Best Argument: Yes
Audience Favored: No (55%)
Speed and wisdom needed
Robin Harris: Microsoft's almost 100,000 employees are a big ship that will take time to turn around. While Balmer's missed opportunities made Microsoft look dumb, they have a deep bench.
What Microsoft needs is an executive who knows who the most effective players are. Who understands where the company is strong - they design some pretty good hardware - and where they've gotten flabby, if they are to win in a mobile world.
No outsider would know this - and it would take them at least 18 months to find out. This insider has to to be willing to break many eggs and buck Ballmer's recent "everything to everybody" non-strategy. But the world's most profitable company can't afford a year or two of on-the-job training - and only a capable insider can move fast enough and wisely enough to ensure that Microsoft's best years are ahead.
It's time for a Microsoft 2.0
Ken Hess: It's time for some new blood and a new perspective in Microsoft's lead position. This is a rare opportunity to bring someone in from the outside who has seen Microsoft, its successes and its failures, from an outside-in viewpoint. Because of Microsoft's unique position in the technology software market, this transition takes place at a major crossroad in its history and in its future.

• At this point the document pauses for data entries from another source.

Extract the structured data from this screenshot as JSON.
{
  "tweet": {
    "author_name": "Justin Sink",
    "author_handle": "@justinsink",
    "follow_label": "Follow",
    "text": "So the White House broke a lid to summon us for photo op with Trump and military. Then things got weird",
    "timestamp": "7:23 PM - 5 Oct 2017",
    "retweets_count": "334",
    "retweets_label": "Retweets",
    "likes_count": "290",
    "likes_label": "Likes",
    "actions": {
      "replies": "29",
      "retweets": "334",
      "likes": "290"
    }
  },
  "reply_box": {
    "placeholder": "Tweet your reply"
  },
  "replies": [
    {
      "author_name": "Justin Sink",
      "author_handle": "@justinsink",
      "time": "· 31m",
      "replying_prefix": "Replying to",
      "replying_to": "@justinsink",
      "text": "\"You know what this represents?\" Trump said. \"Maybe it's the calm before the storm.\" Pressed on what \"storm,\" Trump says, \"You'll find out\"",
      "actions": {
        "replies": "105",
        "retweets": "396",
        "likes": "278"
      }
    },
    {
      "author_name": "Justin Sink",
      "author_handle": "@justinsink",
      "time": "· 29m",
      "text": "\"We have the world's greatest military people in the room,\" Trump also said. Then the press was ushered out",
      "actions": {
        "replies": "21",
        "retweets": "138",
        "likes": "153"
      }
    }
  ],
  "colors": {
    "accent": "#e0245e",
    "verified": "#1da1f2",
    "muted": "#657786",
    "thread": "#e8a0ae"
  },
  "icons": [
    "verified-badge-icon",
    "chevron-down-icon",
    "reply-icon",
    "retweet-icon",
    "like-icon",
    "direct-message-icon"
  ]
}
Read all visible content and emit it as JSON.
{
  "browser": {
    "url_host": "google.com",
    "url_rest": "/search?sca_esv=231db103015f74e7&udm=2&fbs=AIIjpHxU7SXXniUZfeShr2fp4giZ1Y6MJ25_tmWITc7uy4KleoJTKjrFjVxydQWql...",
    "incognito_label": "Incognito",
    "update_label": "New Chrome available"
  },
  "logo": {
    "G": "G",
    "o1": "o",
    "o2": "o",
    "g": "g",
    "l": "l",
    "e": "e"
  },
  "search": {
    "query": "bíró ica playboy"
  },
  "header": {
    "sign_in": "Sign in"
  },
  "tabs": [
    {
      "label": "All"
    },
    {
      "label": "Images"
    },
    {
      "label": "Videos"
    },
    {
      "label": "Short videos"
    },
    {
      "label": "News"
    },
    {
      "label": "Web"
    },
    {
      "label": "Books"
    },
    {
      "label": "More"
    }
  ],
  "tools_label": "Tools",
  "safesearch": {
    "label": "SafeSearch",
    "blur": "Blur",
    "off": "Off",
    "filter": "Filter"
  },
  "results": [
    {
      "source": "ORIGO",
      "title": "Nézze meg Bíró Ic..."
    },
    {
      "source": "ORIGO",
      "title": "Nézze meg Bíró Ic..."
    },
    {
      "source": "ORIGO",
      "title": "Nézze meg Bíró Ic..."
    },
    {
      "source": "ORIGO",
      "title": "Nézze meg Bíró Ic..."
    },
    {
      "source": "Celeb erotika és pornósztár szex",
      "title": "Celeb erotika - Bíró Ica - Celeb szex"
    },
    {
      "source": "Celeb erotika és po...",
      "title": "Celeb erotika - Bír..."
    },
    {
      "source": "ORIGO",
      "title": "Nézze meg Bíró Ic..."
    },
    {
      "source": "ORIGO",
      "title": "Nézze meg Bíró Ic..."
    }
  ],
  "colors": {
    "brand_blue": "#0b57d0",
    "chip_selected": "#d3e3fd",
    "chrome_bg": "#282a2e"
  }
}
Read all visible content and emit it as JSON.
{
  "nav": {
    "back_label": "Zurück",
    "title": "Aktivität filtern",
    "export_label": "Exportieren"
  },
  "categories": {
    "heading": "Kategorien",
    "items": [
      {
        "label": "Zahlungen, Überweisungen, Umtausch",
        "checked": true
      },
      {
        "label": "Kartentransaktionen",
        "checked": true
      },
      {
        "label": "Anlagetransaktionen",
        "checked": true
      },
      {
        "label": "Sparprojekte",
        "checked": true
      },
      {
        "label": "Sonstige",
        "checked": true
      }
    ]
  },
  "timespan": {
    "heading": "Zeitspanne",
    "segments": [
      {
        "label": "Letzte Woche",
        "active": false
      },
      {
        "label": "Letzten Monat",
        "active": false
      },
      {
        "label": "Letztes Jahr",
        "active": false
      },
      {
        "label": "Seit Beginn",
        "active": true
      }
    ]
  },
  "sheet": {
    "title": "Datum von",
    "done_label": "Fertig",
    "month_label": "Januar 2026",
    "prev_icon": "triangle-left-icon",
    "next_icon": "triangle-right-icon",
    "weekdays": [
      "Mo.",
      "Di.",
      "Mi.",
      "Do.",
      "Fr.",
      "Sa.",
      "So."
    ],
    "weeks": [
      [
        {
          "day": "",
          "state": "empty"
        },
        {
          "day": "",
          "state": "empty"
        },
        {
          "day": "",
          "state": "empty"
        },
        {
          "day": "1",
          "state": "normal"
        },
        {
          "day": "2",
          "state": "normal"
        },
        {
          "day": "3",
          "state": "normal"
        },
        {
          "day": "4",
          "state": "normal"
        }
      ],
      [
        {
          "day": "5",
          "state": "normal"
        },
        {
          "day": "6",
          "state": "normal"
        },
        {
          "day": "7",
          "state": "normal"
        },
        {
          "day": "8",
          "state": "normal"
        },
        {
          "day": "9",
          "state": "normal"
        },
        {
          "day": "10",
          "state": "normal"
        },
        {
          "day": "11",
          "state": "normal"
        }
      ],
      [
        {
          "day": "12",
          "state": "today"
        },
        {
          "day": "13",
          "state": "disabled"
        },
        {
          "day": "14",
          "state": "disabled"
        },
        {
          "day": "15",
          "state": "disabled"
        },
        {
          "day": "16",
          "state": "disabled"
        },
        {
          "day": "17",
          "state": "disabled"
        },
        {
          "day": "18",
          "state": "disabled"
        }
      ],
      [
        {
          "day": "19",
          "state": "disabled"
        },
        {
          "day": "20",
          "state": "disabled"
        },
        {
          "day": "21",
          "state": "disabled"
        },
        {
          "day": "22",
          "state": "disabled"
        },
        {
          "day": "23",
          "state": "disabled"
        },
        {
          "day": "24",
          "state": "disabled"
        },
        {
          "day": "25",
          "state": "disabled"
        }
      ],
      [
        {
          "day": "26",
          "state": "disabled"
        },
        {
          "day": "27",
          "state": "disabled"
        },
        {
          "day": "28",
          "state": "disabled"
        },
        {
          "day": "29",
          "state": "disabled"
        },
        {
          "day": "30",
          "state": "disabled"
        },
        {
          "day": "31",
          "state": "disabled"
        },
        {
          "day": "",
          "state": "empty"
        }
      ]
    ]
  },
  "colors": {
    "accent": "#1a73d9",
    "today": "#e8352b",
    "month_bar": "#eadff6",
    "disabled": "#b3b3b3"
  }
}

Cloud computing, tablet computing, mobile computing, and SaaS offerings have been key areas where Microsoft has been perceived as lagging or slow to embrace. Windows 8 and Windows Server 2012 haven't seen the kind of adoption rates predicted, its Surface Tablet sales were disappointing compared to those of Apple and the ever-growing Android-based market.
For Microsoft to continue down its current path means doom for the company. To make the kinds of changes it needs to make, Microsoft will have to, in essence, reboot itself. It's time for a Microsoft Reformation, a Microsoft 2.0, if you will.
Corporate cultures often become too inbred, too complacent, and too happy with past successes. Microsoft has awoken in a brave new world and wonders what has changed. What has changed most is how consumers and businesses want to use software and how they want to pay for it. A Microsoft insider, I'm afraid, will not adequately (pardon the pun) fill the bill.